After the 2006 elections, Mwanawasa had to find a replacement for Vice-President Augustine Festus Lupando Mwape. He needed to find a person who could bring some maturity and stability to the Vice-Presidency. This person, in Mwanawasa’s judgment, was going to be a retired 67-year-old farmer, Rupiah Banda. And maturity, I assume here, may include being a person of sober words and a mature tongue. That was not to be, however. Banda maintained his tongue only as long as Levy was living. And only as long as he stayed as Vice-President. But when Banda became president, insults and rumors of insults besieged him as well. His closest insulting focus became opposition leaders Michael Sata and Hakainde Hichilema. With youthful vigor and a moderate tempter HH responded tit-for-tat to each of Banda’s insults. HH sometimes called Banda, “sleepy”, and a “man of small brains”. For his part Sata and Banda’s major area of insult was about whom, between them, was more handsome than the other. It was as if the old men were now competing for a beauty pageant. In one of those insulting episodes, President Banda called opposition leader Michael Sata as, “cisilu ca zoona”. Sata reciprocated this affront very swiftly too.
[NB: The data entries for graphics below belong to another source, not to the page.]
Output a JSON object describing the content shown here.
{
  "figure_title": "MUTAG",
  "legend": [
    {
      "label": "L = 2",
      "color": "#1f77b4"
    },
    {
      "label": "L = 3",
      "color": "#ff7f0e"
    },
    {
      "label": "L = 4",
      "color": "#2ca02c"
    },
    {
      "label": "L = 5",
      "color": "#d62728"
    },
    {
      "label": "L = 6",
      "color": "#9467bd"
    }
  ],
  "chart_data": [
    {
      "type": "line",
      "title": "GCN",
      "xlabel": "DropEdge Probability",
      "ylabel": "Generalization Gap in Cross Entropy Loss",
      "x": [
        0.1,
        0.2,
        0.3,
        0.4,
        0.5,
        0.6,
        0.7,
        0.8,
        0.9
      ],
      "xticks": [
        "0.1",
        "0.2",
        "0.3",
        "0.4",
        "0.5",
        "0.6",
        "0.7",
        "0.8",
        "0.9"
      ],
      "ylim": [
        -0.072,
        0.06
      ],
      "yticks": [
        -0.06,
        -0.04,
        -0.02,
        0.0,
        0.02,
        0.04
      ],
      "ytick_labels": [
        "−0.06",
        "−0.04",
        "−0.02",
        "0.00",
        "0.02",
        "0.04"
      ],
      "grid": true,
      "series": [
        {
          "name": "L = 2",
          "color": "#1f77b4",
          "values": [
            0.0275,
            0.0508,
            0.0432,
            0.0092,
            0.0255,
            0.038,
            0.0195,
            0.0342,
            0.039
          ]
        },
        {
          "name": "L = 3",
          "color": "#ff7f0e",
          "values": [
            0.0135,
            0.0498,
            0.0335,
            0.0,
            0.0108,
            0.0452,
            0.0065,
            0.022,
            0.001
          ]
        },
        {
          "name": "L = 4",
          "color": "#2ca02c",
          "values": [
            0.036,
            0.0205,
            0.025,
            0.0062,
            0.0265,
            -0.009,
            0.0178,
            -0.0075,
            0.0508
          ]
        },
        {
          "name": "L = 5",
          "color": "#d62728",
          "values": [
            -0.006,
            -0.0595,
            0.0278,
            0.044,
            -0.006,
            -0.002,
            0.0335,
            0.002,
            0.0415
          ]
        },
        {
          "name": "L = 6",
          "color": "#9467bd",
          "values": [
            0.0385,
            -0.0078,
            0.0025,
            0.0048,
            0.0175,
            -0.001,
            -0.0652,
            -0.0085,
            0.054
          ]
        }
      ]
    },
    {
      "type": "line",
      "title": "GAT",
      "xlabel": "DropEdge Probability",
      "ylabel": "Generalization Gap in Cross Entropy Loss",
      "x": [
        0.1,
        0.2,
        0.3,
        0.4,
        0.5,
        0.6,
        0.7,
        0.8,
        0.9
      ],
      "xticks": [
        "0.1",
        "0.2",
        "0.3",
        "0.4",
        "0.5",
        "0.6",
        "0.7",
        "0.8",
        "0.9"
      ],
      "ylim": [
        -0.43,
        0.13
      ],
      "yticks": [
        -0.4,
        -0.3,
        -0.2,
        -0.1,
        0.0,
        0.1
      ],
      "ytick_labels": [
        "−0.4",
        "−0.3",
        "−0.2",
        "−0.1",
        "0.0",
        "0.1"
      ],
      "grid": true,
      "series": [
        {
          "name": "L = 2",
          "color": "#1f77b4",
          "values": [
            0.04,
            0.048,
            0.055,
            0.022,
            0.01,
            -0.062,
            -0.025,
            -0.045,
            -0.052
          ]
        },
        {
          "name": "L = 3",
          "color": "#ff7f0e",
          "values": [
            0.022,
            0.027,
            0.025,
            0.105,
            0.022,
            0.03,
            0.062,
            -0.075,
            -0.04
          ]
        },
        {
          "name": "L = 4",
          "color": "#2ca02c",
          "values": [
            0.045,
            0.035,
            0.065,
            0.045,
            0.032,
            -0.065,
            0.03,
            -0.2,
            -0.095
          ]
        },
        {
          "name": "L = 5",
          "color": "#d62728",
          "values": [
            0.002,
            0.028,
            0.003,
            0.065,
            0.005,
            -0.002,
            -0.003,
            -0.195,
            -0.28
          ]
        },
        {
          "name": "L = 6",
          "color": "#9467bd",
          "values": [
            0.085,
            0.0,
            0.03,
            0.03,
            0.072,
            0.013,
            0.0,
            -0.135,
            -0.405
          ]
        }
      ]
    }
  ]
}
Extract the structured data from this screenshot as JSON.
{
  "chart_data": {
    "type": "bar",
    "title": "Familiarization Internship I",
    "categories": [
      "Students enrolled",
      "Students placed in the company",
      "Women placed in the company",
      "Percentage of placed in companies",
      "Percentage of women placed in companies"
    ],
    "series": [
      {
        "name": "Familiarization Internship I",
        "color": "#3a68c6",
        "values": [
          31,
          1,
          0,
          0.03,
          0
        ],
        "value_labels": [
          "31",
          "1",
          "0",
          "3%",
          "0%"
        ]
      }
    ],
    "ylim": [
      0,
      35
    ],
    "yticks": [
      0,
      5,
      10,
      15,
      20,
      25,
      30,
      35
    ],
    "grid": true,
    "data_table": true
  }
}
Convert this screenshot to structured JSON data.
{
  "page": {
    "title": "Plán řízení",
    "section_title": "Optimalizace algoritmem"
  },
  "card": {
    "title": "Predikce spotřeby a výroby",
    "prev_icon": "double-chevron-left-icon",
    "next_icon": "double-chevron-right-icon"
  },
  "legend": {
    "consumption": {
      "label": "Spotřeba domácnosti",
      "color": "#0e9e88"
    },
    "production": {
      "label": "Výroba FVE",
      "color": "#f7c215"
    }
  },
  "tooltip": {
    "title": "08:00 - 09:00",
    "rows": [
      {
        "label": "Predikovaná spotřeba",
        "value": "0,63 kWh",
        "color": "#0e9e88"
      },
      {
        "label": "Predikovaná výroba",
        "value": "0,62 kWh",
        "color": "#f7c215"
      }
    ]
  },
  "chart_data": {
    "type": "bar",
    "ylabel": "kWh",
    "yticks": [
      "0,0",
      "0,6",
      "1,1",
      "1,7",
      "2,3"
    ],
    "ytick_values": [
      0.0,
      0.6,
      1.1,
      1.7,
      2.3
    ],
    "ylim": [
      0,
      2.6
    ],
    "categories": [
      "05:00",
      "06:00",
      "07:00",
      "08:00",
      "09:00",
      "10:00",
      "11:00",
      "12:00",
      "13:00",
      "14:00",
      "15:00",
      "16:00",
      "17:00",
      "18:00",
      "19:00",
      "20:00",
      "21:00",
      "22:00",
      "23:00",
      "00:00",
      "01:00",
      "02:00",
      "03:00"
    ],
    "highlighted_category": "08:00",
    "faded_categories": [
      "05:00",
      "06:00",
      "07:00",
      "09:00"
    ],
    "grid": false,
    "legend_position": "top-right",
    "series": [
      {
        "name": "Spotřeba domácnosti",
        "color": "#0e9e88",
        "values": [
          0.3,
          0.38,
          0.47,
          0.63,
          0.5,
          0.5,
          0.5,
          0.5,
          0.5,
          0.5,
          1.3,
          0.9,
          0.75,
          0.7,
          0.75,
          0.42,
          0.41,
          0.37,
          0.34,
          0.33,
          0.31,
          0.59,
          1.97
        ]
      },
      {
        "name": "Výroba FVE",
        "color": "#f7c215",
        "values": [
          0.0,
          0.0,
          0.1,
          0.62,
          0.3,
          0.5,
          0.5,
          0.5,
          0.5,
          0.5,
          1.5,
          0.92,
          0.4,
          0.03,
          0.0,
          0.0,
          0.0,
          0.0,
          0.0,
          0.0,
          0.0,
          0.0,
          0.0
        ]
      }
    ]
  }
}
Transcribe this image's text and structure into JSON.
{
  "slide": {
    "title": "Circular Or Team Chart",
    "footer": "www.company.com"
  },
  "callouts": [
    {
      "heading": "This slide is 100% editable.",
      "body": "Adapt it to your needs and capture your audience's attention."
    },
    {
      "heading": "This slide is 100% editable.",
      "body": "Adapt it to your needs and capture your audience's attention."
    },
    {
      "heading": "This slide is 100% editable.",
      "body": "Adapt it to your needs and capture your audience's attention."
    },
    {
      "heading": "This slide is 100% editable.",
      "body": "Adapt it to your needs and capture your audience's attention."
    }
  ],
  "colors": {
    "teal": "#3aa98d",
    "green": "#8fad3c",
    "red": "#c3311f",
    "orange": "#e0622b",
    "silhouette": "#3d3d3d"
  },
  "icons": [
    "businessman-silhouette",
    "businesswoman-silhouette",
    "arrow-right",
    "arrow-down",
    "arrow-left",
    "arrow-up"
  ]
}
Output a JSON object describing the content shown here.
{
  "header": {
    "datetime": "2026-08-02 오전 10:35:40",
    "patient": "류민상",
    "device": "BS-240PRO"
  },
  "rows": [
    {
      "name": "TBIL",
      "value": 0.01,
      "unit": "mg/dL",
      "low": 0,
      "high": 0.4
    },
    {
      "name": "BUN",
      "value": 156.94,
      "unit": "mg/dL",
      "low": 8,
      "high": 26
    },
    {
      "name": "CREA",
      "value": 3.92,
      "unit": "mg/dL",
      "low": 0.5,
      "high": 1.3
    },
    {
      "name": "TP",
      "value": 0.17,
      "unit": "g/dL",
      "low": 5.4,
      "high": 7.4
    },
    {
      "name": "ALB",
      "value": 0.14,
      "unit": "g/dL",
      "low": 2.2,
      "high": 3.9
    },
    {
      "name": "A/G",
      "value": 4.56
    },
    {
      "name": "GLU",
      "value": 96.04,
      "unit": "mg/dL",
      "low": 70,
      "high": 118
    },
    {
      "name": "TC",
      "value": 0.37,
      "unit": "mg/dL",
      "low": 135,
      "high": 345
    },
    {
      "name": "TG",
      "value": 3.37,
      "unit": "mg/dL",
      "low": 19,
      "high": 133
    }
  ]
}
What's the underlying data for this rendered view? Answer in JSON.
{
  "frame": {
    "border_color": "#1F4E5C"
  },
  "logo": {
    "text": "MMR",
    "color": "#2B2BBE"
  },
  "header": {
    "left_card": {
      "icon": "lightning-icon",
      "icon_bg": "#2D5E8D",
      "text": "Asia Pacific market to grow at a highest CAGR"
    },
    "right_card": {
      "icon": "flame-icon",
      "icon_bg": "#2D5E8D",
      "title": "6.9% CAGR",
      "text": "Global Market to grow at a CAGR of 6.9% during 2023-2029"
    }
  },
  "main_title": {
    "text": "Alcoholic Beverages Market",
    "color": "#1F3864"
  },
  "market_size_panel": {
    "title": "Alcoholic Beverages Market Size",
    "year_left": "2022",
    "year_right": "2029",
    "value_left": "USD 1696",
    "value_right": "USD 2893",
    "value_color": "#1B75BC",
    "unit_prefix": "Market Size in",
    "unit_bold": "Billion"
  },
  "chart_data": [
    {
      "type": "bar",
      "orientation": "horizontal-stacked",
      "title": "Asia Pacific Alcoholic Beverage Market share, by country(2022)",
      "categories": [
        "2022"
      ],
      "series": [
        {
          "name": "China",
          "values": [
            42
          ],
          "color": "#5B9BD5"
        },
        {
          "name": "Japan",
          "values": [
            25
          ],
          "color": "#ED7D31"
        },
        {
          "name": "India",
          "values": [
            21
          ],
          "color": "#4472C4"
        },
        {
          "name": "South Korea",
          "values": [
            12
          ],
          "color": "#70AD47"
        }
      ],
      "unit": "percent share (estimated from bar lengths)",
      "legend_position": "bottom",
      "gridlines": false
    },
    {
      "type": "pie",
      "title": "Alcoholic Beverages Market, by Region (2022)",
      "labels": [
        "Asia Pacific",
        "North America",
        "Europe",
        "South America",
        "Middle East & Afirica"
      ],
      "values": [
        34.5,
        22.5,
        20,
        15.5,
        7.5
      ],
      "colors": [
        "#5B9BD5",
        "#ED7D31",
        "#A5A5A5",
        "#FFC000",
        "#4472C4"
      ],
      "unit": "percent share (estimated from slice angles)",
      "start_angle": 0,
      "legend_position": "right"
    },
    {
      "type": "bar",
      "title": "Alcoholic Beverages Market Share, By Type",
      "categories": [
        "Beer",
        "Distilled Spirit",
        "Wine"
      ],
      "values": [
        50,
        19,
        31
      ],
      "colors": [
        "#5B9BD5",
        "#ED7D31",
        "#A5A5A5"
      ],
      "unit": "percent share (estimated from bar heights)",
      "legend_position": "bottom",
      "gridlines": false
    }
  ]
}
After becoming Zambia’s fifth president, Michael Sata has his own share of accusations of using insulting language. And therein lies the difference. All the other presidents are perceived to have been insulting their political enemies. Kaunda’s “stupid idiots” comment was aimed to the troublesome UNIP rebels. Banda’s issue with both Hichilema and Sata was because the duo was opposition. But with Sata currently, however, he seems to be berating and in fact insulting his own allies. It is quite strange that he would tell his inferiors in Kitwe that “bushe mulicipuba imwe”? This was rather strong a language to use especially that he was using it against his own associates from the Patriotic Front party. President Sata’s reaction in Kitwe was in bad taste at most. It was completely uncalled for.

The Men of Words

The Men of Words

At a time that the Patriotic Front is facing serious violence and “pangamonium” it is quite telling that the president has chosen to concentrate his energy on the state of his house in Kitwe. The president in very limited circumstances uses that State Lodge in Kitwe. In fact, he has only been to Kitwe once or twice ever since he won the presidency. It is strange therefore, that he would be so worked up about renovations that should go on in that house. Even if he were indeed indignant, he could do so, without mixing it with utter disrespect and disdain for his juniors. If indeed Sata is a no nonsense guy, it would be much better for him to demonstrate that through the way he disciplines Wynter Kabimba or GBM. It is like Sata was trying to make up for his inefficiency in dealing with the pangamonium in Lusaka by creating pandemonium in Kitwe.

That being the case, I think we will have to contend with presidential insults for sometime to come. I just hope that while doing his own round of insults, President Sata will also spend some time to actually govern our country. Insulting opponents and ministers is not the best way to run a country like Zambia.